Auch wenn die Influenza-Impfung nicht immer zu einhundert Prozent vor einer Grippe schützen kann, sollten insbesondere chronisch Kranke, Schwangere und Über-60-Jährige die Kassenleistung in Anspruch nehmen, da im Falle einer Infektion lebensbedrohliche Komplikationen wie eine Lungenentzündung oder Herzmuskelentzündung auftreten können. Auch gesunde, junge Menschen können sich zusammen mit ihrem Arzt für die nebenwirkungsarme Impfung entscheiden, um sich, ihre Umwelt und gegebenenfalls gefährdete Familienmitglieder zu schützen. Eine Grippeimpfung verhindert jedoch nicht jede Erkältung: Grundlegende Hygienemaßnahmen wie regelmäßiges Händewaschen und die Vermeidung von Anhusten und –niesen stellen neben einer gesunden Ernährung wichtige Schritte zur Vermeidung von Ansteckungen dar.[11] So kommt man dann hoffentlich gesund durch den Herbst und Winter.

Quellenangaben:

[1] Robert-Koch-Institut: Saisonale Influenzaimpfung – Häufig gestellte Fragen und Antworten. https://www.rki.de/SharedDocs/FAQ/Impfen/Influenza/faq_ges.html, 11.08.2015
[2] Robert-Koch-Institut: Epidemiologisches Bulletin 34/3014. http://www.rki.de/DE/Content/Infekt/EpidBull/Archiv/2014/Ausgaben/34_14.pdf, 11.08.2015
[3] Bödeker B, et al.
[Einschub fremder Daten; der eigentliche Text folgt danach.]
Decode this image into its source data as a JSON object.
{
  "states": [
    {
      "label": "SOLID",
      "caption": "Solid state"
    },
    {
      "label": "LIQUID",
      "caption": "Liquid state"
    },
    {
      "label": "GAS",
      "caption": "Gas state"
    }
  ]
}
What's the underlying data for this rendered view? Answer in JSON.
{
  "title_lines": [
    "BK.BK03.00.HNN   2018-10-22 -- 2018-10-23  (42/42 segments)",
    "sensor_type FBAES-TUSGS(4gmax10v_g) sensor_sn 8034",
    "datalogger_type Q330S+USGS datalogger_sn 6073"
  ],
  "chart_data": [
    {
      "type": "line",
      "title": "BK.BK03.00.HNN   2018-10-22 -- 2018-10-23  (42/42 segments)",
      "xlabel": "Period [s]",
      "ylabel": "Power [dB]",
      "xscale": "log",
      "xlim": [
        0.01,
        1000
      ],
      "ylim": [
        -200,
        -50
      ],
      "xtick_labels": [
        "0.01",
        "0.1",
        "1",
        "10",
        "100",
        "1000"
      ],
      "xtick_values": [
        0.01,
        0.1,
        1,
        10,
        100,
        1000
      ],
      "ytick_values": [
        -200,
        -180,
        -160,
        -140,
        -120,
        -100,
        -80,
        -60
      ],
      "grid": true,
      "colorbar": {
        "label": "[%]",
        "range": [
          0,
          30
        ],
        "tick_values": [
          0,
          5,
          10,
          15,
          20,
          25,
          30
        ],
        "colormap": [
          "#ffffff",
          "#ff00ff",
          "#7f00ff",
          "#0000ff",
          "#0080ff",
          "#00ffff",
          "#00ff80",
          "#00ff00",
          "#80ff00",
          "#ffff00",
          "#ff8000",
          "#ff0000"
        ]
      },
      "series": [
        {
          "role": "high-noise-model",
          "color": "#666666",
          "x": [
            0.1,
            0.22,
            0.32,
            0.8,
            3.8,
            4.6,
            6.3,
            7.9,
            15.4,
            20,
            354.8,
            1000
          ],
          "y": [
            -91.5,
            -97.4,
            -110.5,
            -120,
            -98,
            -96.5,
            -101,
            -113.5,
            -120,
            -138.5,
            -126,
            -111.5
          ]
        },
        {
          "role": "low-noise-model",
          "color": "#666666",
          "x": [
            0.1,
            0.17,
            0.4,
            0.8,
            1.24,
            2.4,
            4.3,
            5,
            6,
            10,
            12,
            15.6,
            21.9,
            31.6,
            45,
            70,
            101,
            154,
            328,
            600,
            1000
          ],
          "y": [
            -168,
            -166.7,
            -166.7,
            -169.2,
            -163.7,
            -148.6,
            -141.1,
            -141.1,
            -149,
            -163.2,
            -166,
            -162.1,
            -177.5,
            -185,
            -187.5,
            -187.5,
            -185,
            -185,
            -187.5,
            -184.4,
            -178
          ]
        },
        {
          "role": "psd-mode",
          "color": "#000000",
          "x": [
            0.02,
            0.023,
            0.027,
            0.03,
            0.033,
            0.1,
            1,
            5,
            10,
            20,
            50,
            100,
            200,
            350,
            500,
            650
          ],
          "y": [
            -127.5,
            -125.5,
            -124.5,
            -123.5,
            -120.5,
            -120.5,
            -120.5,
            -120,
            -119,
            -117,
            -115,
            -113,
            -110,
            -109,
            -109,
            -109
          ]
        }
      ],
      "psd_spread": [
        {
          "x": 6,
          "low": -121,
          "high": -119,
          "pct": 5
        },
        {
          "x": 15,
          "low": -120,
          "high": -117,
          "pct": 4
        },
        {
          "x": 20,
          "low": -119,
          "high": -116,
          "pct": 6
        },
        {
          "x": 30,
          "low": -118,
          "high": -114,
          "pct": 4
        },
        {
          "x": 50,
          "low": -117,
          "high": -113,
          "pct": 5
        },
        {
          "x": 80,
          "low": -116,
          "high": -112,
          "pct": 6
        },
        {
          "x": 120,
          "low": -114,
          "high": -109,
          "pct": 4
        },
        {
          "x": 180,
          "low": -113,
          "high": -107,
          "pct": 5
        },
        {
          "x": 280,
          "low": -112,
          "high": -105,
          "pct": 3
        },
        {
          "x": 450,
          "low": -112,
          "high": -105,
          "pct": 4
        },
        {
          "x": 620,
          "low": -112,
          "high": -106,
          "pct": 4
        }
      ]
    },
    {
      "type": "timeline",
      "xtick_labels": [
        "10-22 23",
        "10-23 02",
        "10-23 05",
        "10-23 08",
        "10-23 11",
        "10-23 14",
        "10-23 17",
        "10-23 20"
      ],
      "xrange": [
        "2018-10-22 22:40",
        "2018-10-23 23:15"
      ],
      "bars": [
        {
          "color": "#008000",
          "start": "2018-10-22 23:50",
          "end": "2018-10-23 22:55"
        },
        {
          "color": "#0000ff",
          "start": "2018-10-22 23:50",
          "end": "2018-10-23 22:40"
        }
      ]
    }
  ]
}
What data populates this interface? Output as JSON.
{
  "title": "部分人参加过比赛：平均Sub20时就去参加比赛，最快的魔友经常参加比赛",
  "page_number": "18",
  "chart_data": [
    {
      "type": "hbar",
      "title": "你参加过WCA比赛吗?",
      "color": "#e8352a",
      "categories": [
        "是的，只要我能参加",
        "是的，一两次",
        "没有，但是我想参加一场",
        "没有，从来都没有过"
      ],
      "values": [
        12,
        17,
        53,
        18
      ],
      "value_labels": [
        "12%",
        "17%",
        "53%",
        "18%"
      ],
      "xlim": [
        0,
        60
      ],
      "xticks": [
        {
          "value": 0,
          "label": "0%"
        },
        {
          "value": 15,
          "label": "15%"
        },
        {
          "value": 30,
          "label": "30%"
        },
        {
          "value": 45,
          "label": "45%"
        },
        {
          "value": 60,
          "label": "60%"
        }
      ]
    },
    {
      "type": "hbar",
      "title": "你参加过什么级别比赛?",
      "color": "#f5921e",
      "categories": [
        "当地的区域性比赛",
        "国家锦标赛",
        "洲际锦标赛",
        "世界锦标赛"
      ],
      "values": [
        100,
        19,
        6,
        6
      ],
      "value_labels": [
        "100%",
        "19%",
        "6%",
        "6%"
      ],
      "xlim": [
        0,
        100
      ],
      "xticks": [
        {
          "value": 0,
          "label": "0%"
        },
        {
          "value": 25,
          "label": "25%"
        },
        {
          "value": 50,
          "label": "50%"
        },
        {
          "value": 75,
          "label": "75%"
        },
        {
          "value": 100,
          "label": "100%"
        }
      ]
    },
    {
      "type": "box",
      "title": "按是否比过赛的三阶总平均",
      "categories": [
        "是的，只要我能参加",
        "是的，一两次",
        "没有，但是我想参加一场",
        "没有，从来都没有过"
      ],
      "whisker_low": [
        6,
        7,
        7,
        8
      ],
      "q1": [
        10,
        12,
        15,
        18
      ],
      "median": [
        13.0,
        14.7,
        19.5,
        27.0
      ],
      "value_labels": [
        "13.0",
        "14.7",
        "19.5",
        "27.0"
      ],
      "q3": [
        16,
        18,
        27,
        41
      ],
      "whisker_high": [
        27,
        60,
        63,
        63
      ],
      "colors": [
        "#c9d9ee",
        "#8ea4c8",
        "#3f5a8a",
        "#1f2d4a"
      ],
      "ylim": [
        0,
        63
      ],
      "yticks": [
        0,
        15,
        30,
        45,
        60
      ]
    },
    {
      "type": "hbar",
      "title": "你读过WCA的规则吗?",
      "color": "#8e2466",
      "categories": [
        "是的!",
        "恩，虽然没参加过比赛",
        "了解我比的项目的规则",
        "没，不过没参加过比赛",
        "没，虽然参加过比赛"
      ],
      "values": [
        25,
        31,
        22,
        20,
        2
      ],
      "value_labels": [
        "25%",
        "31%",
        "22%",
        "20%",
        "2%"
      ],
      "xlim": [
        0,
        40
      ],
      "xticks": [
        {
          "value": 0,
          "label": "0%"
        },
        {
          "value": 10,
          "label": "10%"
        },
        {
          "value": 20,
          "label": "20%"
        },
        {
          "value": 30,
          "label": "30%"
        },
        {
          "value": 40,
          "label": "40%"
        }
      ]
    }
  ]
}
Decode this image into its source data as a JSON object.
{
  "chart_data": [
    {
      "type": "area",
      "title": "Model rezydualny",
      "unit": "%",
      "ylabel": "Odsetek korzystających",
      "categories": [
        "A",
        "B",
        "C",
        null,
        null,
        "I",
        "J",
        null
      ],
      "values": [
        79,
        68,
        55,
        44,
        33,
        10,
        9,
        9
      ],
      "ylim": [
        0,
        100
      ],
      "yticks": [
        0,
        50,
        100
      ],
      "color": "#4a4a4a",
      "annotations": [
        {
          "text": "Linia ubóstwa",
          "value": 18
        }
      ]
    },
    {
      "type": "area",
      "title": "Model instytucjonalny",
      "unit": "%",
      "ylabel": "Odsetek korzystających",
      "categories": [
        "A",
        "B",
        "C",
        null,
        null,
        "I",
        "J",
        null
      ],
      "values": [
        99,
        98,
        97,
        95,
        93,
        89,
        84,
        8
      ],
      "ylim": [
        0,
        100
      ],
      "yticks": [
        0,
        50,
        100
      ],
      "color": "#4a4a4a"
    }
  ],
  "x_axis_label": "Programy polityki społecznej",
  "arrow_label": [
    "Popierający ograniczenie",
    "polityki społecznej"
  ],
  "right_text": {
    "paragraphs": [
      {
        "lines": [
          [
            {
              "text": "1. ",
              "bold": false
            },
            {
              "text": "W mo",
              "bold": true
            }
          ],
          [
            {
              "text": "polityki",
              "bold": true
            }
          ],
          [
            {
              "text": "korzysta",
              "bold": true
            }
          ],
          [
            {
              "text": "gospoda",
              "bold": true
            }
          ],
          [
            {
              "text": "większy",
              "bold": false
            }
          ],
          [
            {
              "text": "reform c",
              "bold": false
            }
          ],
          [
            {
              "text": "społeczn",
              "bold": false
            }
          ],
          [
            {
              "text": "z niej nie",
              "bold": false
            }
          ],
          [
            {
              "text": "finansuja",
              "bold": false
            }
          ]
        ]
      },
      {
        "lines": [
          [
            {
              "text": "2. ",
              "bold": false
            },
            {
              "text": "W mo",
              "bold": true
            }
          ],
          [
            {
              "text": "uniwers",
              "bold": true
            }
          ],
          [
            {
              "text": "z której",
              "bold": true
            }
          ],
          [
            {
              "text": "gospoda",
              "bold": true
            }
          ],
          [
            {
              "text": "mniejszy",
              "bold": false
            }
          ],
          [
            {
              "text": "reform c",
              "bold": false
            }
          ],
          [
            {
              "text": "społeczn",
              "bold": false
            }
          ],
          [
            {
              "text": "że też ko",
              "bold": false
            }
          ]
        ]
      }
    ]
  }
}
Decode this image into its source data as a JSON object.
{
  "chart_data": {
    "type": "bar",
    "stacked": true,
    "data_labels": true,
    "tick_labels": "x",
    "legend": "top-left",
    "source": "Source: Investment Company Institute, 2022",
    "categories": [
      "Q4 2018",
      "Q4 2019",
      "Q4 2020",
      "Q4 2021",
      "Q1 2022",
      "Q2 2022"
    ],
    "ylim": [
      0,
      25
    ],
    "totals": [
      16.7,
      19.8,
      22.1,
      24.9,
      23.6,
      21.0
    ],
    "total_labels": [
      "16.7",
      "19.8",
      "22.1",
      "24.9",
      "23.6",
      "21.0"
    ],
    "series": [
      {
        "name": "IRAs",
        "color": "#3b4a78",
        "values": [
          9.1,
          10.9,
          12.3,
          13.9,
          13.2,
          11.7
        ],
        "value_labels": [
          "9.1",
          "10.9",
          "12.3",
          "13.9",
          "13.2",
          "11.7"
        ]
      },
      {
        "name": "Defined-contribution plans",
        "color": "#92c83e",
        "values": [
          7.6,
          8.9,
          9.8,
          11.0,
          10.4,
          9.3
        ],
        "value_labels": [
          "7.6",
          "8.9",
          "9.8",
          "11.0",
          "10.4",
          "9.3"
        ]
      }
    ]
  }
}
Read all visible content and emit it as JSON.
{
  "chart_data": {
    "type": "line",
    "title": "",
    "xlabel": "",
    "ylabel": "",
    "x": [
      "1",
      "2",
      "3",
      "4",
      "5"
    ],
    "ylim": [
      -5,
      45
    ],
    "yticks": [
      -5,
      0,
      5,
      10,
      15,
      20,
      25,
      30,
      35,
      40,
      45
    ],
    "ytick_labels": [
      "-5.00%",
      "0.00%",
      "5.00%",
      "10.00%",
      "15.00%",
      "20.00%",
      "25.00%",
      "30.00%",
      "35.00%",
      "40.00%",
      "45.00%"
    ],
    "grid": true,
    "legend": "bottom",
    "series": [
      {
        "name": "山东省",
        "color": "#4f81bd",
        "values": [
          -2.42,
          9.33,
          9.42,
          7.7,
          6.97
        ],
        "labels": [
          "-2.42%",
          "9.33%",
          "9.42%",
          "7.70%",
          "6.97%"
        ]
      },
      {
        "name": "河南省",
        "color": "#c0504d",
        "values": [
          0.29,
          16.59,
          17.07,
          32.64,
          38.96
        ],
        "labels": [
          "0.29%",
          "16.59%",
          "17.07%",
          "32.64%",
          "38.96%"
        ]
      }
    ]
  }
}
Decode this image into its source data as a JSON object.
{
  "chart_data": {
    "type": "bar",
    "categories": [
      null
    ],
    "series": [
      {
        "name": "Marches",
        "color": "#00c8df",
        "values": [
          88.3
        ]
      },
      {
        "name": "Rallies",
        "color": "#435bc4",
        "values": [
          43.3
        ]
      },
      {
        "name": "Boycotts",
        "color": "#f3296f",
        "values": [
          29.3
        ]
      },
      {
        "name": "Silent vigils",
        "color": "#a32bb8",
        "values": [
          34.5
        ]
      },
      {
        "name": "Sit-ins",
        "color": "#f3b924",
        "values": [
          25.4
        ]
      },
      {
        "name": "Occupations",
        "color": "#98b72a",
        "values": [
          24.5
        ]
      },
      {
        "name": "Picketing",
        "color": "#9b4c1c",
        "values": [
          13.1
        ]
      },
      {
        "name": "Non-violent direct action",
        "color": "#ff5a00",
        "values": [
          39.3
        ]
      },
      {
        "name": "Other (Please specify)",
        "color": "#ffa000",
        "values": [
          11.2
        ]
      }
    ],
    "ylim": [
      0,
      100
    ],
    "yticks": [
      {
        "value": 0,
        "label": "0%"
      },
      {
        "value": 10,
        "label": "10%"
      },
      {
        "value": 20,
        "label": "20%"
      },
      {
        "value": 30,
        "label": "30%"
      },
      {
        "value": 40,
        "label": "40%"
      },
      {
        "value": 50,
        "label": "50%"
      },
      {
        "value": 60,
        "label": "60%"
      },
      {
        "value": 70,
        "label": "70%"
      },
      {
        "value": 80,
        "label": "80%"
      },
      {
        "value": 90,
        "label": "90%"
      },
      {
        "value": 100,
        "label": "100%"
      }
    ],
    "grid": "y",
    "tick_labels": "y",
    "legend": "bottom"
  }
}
Cross-sectional study on factors associated with influenza vaccine uptake and pertussis vaccination status among pregnant women in Germany. Vaccine 2014; 32: S. 4131-4139
[4] Paul-Ehrlich-Institut: Saisonaler Influenza-Impfstoff 2015/2016. http://www.pei.de/DE/infos/fachkreise/impfungen-impfstoffe/influenza-grippeimpfstoffe-saisonal/influenza-saisonal-2015-2016-inhalt.html, 11.08.2015
[5] Centers for Disease Control and Prevention: Influenza Vaccine Safety. http://www.cdc.gov/flu/protect/vaccine/vaccinesafety.htm, 11.08.2015
[6] Bundeszentrale für gesundheitliche Aufklärung: Grippeimpfung – Fragen und Antworten. https://www.impfen-info.de/wissenswertes/grippeimpfung/, 11.08.2015
[7] Pharmazeutische Zeitung: Erstmals Impfung durch die Nase, http://www.pharmazeutische-zeitung.de/index.php?id=43316, 11.08.2015
[8] Centers for Disease Control and Prevention: CDC Statement on LAIV Effectiveness and Vaccination of Children http://www.cdc.gov/flu/news/nasal-spray-effectiveness.htm, 11.08.2015
[9] Jefferson T, et al. Neuraminidase inhibitors for preventing and treating influenza in healthy adults and children. Cochrane Database of Systematic Reviews 2014, Issue 4. Art. No.: CD008965. DOI: 10.1002/14651858.CD008965.pub4.
[10] Muthuri, SG., et al. „Effectiveness of neuraminidase inhibitors in reducing mortality in patients admitted to hospital with influenza A H1N1pdm09 virus infection: a meta-analysis of individual participant data.“ The Lancet Respiratory Medicine 2.5 (2014): S. 395-404.